The combination of the two factors once again “is crucial. This vaccination strategy that ‘surrounds’ the risk area can be done where there is a variant that emerges in still manageable numbers. In this context, vaccination must not only be intensified of the frail, but also of people who can become carriers of the virus, so you have to be immunized in schools, in the workplace, everywhere. This is a bit like what is done with the most dangerous viruses, as happened with Ebola . The containment vaccination strategy is effective – he concludes – when the localization of certain viruses and variants is concentrated in limited geographical areas “.

And now that the anti-Covid vaccination has begun, the question of when will it return to normal, when we can say goodbye to masks and distances between people, becomes more and more pressing. “After the vaccination is completed, we will have a few months in which we will have to verify that the transmission chains are interrupted.” But the return to life as usual “will not be something that will happen all together. I foresee that it will be a gradual return to normal activities, by sectors and geographical areas”. Try to look to the future that awaits us Ranieri Guerra, Italian expert of the World Health Organization (WHO).

“Part of the norm is to resume travel and interconnection – highlights time.news Salute – This will happen before” the end of the vaccination campaigns, “with the necessary precautions and risk reduction actions.
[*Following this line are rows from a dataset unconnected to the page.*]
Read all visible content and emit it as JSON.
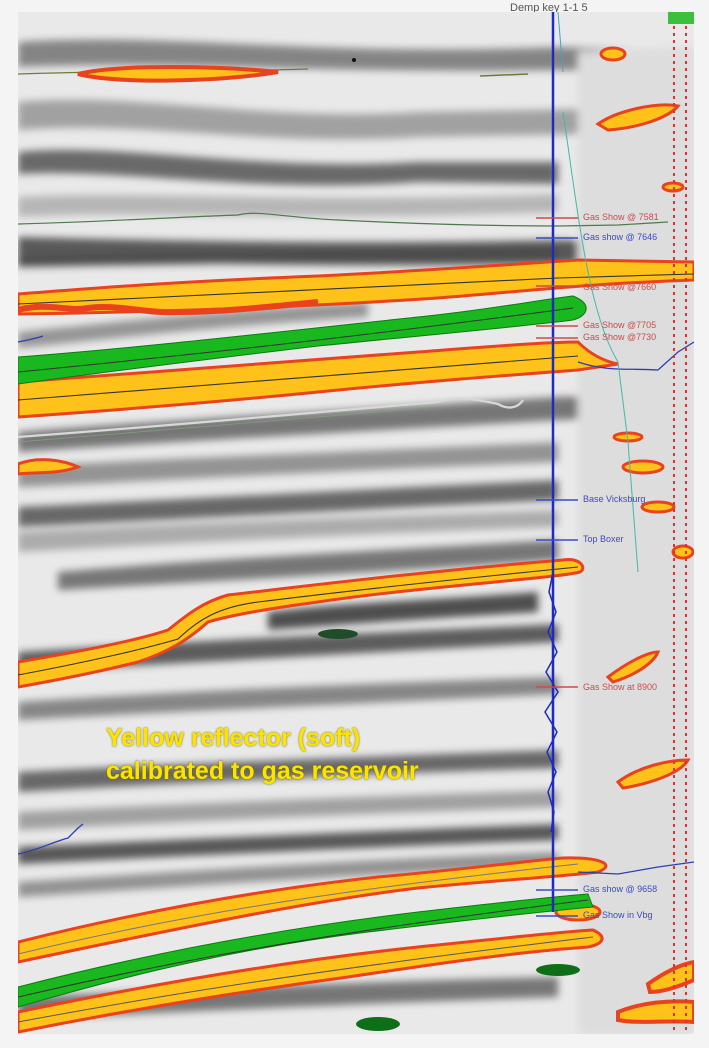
{
  "well": {
    "title": "Demp key 1-1 5",
    "markers": [
      {
        "label": "Gas Show @ 7581",
        "color": "red"
      },
      {
        "label": "Gas show @ 7646",
        "color": "blue"
      },
      {
        "label": "Gas Show @7660",
        "color": "red"
      },
      {
        "label": "Gas Show @7705",
        "color": "red"
      },
      {
        "label": "Gas Show @7730",
        "color": "red"
      },
      {
        "label": "Base Vicksburg",
        "color": "blue"
      },
      {
        "label": "Top Boxer",
        "color": "blue"
      },
      {
        "label": "Gas Show at 8900",
        "color": "red"
      },
      {
        "label": "Gas show @ 9658",
        "color": "blue"
      },
      {
        "label": "Gas Show in Vbg",
        "color": "blue"
      }
    ]
  },
  "annotation": {
    "line1": "Yellow reflector (soft)",
    "line2": "calibrated to gas reservoir"
  },
  "colors": {
    "soft_reflector": "#ffc21a",
    "soft_outline": "#e8421e",
    "hard_reflector": "#19b81f",
    "annotation_text": "#ffe300",
    "well_track": "#1f2bbf",
    "fault_dots": "#e03030"
  }
}
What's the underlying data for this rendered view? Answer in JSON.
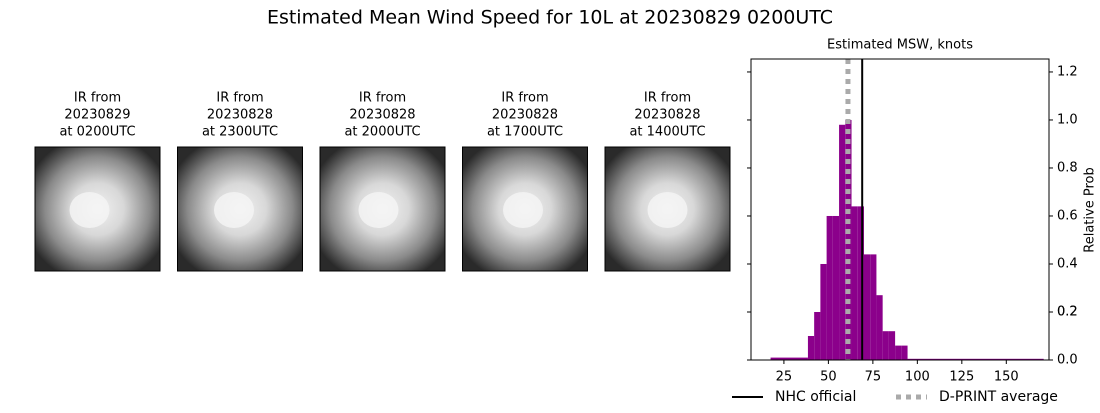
{
  "title": "Estimated Mean Wind Speed for 10L at 20230829 0200UTC",
  "images": [
    {
      "lines": [
        "IR from",
        "20230829",
        "at 0200UTC"
      ]
    },
    {
      "lines": [
        "IR from",
        "20230828",
        "at 2300UTC"
      ]
    },
    {
      "lines": [
        "IR from",
        "20230828",
        "at 2000UTC"
      ]
    },
    {
      "lines": [
        "IR from",
        "20230828",
        "at 1700UTC"
      ]
    },
    {
      "lines": [
        "IR from",
        "20230828",
        "at 1400UTC"
      ]
    }
  ],
  "chart_data": {
    "type": "histogram",
    "title": "Estimated MSW, knots",
    "ylabel": "Relative Prob",
    "bins": [
      17.5,
      38.5,
      42,
      45.5,
      49,
      52.5,
      56,
      59.5,
      63,
      66.5,
      70,
      73.5,
      77,
      80.5,
      84,
      87.5,
      91,
      94.5,
      171
    ],
    "values": [
      0.01,
      0.1,
      0.2,
      0.4,
      0.6,
      0.6,
      0.98,
      1.0,
      0.64,
      0.64,
      0.44,
      0.44,
      0.27,
      0.12,
      0.12,
      0.06,
      0.06,
      0.005
    ],
    "color": "#8b008b",
    "xlim": [
      6.5,
      174
    ],
    "xticks": [
      25,
      50,
      75,
      100,
      125,
      150
    ],
    "ylim": [
      0,
      1.254
    ],
    "yticks": [
      {
        "value": 0,
        "label": "0.0"
      },
      0.2,
      0.4,
      0.6,
      0.8,
      {
        "value": 1,
        "label": "1.0"
      },
      0.2,
      1.2
    ],
    "lines": [
      {
        "name": "NHC official",
        "value": 69,
        "color": "#000000",
        "style": "solid"
      },
      {
        "name": "D-PRINT average",
        "value": 61,
        "color": "#aaaaaa",
        "style": "dotted"
      }
    ]
  }
}
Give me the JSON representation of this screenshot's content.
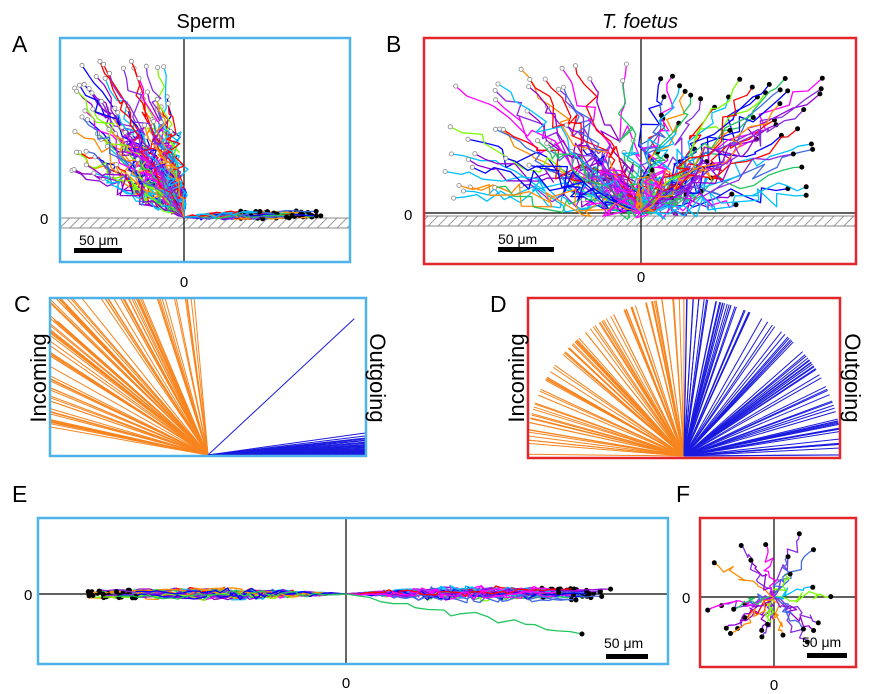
{
  "figure": {
    "panels": {
      "A": {
        "letter": "A",
        "title": "Sperm",
        "zero_x": "0",
        "zero_y": "0",
        "scale_bar": "50 μm",
        "frame_color": "#4db3ea"
      },
      "B": {
        "letter": "B",
        "title": "T. foetus",
        "zero_x": "0",
        "zero_y": "0",
        "scale_bar": "50 μm",
        "frame_color": "#e3262a"
      },
      "C": {
        "letter": "C",
        "left_label": "Incoming",
        "right_label": "Outgoing",
        "frame_color": "#4db3ea"
      },
      "D": {
        "letter": "D",
        "left_label": "Incoming",
        "right_label": "Outgoing",
        "frame_color": "#e3262a"
      },
      "E": {
        "letter": "E",
        "zero_x": "0",
        "zero_y": "0",
        "scale_bar": "50 μm",
        "frame_color": "#4db3ea"
      },
      "F": {
        "letter": "F",
        "zero_x": "0",
        "zero_y": "0",
        "scale_bar": "50 μm",
        "frame_color": "#e3262a"
      }
    },
    "colors": {
      "incoming": "#f7841e",
      "outgoing": "#1a1adf",
      "wall_hatch": "#9a9a9a",
      "track_palette": [
        "#ff0000",
        "#ff8c00",
        "#7cfc00",
        "#22c55e",
        "#00bfff",
        "#0000ff",
        "#8a2be2",
        "#ff00ff",
        "#9400d3",
        "#4169e1"
      ]
    }
  }
}
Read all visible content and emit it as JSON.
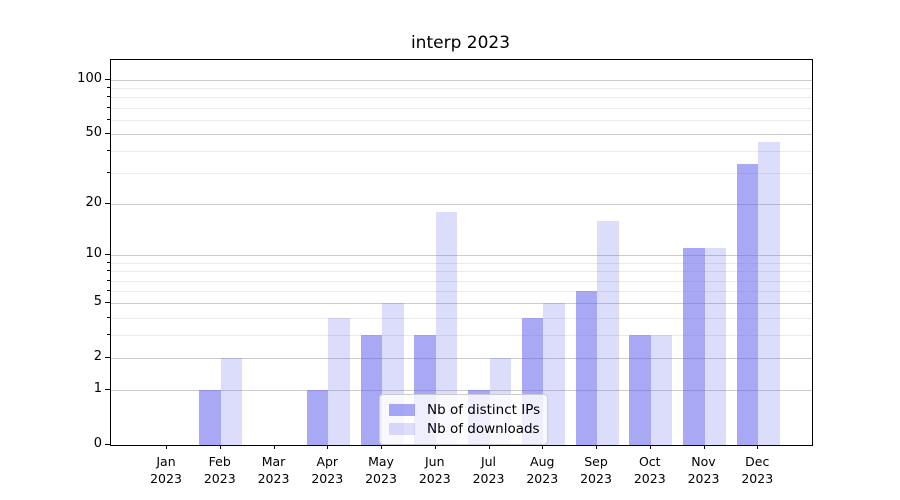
{
  "chart_data": {
    "type": "bar",
    "title": "interp 2023",
    "categories": [
      "Jan",
      "Feb",
      "Mar",
      "Apr",
      "May",
      "Jun",
      "Jul",
      "Aug",
      "Sep",
      "Oct",
      "Nov",
      "Dec"
    ],
    "year": "2023",
    "series": [
      {
        "name": "Nb of distinct IPs",
        "color": "rgba(97,97,237,0.55)",
        "values": [
          0,
          1,
          0,
          1,
          3,
          3,
          1,
          4,
          6,
          3,
          11,
          34
        ]
      },
      {
        "name": "Nb of downloads",
        "color": "rgba(97,97,237,0.22)",
        "values": [
          0,
          2,
          0,
          4,
          5,
          18,
          2,
          5,
          16,
          3,
          11,
          45
        ]
      }
    ],
    "y_axis": {
      "scale": "log1p",
      "ticks": [
        0,
        1,
        2,
        5,
        10,
        20,
        50,
        100
      ],
      "minor_ticks": [
        3,
        4,
        6,
        7,
        8,
        9,
        30,
        40,
        60,
        70,
        80,
        90
      ],
      "max": 129
    },
    "x_axis": {
      "tick_label_format": "month-over-year"
    },
    "legend": {
      "position": "lower-center-inside"
    },
    "grid": true,
    "colors": {
      "grid_major": "#cccccc",
      "grid_minor": "#ebebeb",
      "spine": "#000000"
    }
  }
}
There will also be differences”. For Guerra, however, rather than wondering when we will return to how we were before, the perspective should be reversed. “I turn the question: for me it is not worth going back to exactly how we were before. It would be a missed opportunity. Let me explain: we should instead seize what happened to rethink some aspects at a micro and macro level. Rethink the importance of managing with a unified vision of human, animal and environmental health, moving towards ‘Planetary health’, which is fundamental to blocking new epidemic risks in the future. Another issue that has emerged strongly is that of inequalities. So, if they told me that the world will return to the way it was before, I would say that in this way we lose an opportunity “.

As for the gradual resumption of contacts and activities, Guerra observes: “One cannot fail to look at the whole problem of border healthcare; certainly one cannot ‘shoot’ at everything that approaches the borders. The EU faces the problem, it cannot hide from this. The cross-border problem will have to be faced by Europe as a whole, as well as by the rest of the world. In this situation, the national logic is secondary to the European one, it must be supranational “.

On this front, Europe seems to want to try to put the lessons of the pandemic into practice, with a funding program (worth over 9 billion euros) to be put in place for 2021-2027, ‘EU4Health’. This is the line designed to achieve the goal of a healthier and safer EU. Among the key issues being addressed are the need to build resilient health systems to the need to ensure prevention, preparedness, surveillance and response to cross-border health threats.

From this pandemic, concludes the WHO expert, “we do not save ourselves, but together, in a solidarity and participatory logic, of sharing the vaccine as a global public good, as very rightly said not only by my director general”, Tedros Adhanom Ghebreyesus, “but also and above all by the Pope”.